Lin Htet Aung a révélé à l’AP que les soldats sont formés aux tactiques d’interrogation, aussi bien en théorie qu’avec des jeux de rôle. Les règles sont simples, a-t-il dit : obtenir l’information de toute manière nécessaire.

Des responsables militaires y sont allés d’une seule réponse : « Nous n’avons aucune intention de répondre à ces questions farfelues. »

La semaine dernière, possiblement pour tenter d’améliorer son image, l’armée myanmaraise a annoncé que plus de 1300 prisonniers seraient libérés et que les procès de 4320 autres seraient suspendus. On ne sait toutefois pas combien ont réellement été relâchés et combien de ceux-ci ont déjà été arrêtés de nouveau.

Ils nous disaient constamment: “Nous ici, dans les centres militaires d’interrogation, nous n’avons pas de lois. Nous avons des armes et nous pouvons simplement vous tuer et vous faire disparaître si on veut — et personne ne saura rien.”
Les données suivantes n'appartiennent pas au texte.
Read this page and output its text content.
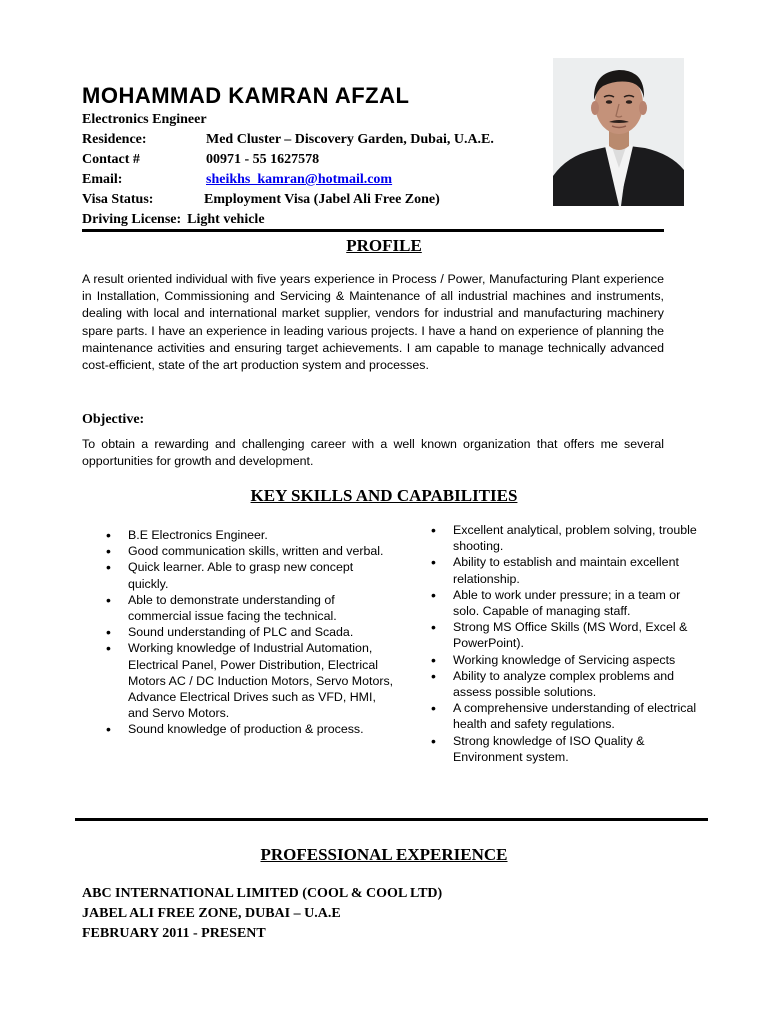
MOHAMMAD KAMRAN AFZAL
Electronics Engineer
Residence:	Med Cluster – Discovery Garden, Dubai, U.A.E.
Contact #	00971 - 55 1627578
Email:	sheikhs_kamran@hotmail.com
Visa Status:	Employment Visa (Jabel Ali Free Zone)
Driving License: Light vehicle
PROFILE

A result oriented individual with five years experience in Process / Power, Manufacturing Plant experience in Installation, Commissioning and Servicing & Maintenance of all industrial machines and instruments, dealing with local and international market supplier, vendors for industrial and manufacturing machinery spare parts. I have an experience in leading various projects. I have a hand on experience of planning the maintenance activities and ensuring target achievements. I am capable to manage technically advanced cost-efficient, state of the art production system and processes.

Objective:

To obtain a rewarding and challenging career with a well known organization that offers me several opportunities for growth and development.

KEY SKILLS AND CAPABILITIES
• B.E Electronics Engineer.
• Good communication skills, written and verbal.
• Quick learner. Able to grasp new concept quickly.
• Able to demonstrate understanding of commercial issue facing the technical.
• Sound understanding of PLC and Scada.
• Working knowledge of Industrial Automation, Electrical Panel, Power Distribution, Electrical Motors AC / DC Induction Motors, Servo Motors, Advance Electrical Drives such as VFD, HMI, and Servo Motors.
• Sound knowledge of production & process.
• Excellent analytical, problem solving, trouble shooting.
• Ability to establish and maintain excellent relationship.
• Able to work under pressure; in a team or solo. Capable of managing staff.
• Strong MS Office Skills (MS Word, Excel & PowerPoint).
• Working knowledge of Servicing aspects
• Ability to analyze complex problems and assess possible solutions.
• A comprehensive understanding of electrical health and safety regulations.
• Strong knowledge of ISO Quality & Environment system.
PROFESSIONAL EXPERIENCE
ABC INTERNATIONAL LIMITED (COOL & COOL LTD)
JABEL ALI FREE ZONE, DUBAI – U.A.E
FEBRUARY 2011 - PRESENT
Des 28 prisonniers interrogés par l’AP, seulement six n’avaient pas été torturés. Même des femmes et des enfants avaient été victimes de sévices. La plupart de ceux qui n’ont pas été torturés rapportent que d’autres détenus l’ont été.

Tous les prisonniers ont été interrogés séparément par l’AP.

Ceux qui ont été détenus dans les mêmes centres ont fait état de traitements et de conditions semblables, des techniques d’interrogation à la disposition de leurs cellules, en passant par les repas — quand ils étaient nourris.

L’AP a envoyé des photos des blessures des détenus à une médecin légiste du groupe Physicians for Human Rights. Le médecin a conclu que les blessures de trois victimes avaient été causées par des gourdins ou des bâtons.

« Tu regardes ces blessures et elles sont noires et bleues d’un bout à l’autre, a dit la docteure Lindsey Thomas. Ce n’était pas seulement une petite tape. Ça ressemble à quelque chose de systématique et de violent. »

Détention infernale

Au-delà des 28 prisonniers, l’AP a interrogé la sœur d’un détenu qui aurait été torturé à mort, la famille et les proches de détenus actuels, et des avocats qui représentent des détenus. L’AP a aussi obtenu des dessins que des prisonniers ont faits de l’intérieur des prisons et des centres d’interrogation, et des lettres qui décrivent les conditions pénibles et les sévices.

Des photos prises à l’intérieur de plusieurs installations confirment les descriptions de surpopulation et de saleté faites par les prisonniers. La plupart des détenus couchaient sur des planchers de ciment, tellement tassés les uns sur les autres qu’ils ne pouvaient pas plier les genoux.

Certains sont tombés malades après avoir bu de l’eau sale puisée dans une toilette commune. D’autres ont dû déféquer dans des sacs de plastique ou un seau communautaire. Des coquerelles leur couraient dessus la nuit.

L’aide médicale était essentiellement inexistante. Un prisonnier a décrit ses tentatives infructueuses pour obtenir des soins pour un codétenu de 18 ans dont les parties génitales avaient été écrasées à coups de brique et de bottes.

Même les plus jeunes n’y échappent pas. Une femme a été emprisonnée avec son bambin de deux ans. Une autre, placée en isolement dans une prison de Rangoon, a dit que les responsables lui ont admis que les conditions de détention étaient volontairement dégradées le plus possible pour obtenir l’obéissance du public par la terreur.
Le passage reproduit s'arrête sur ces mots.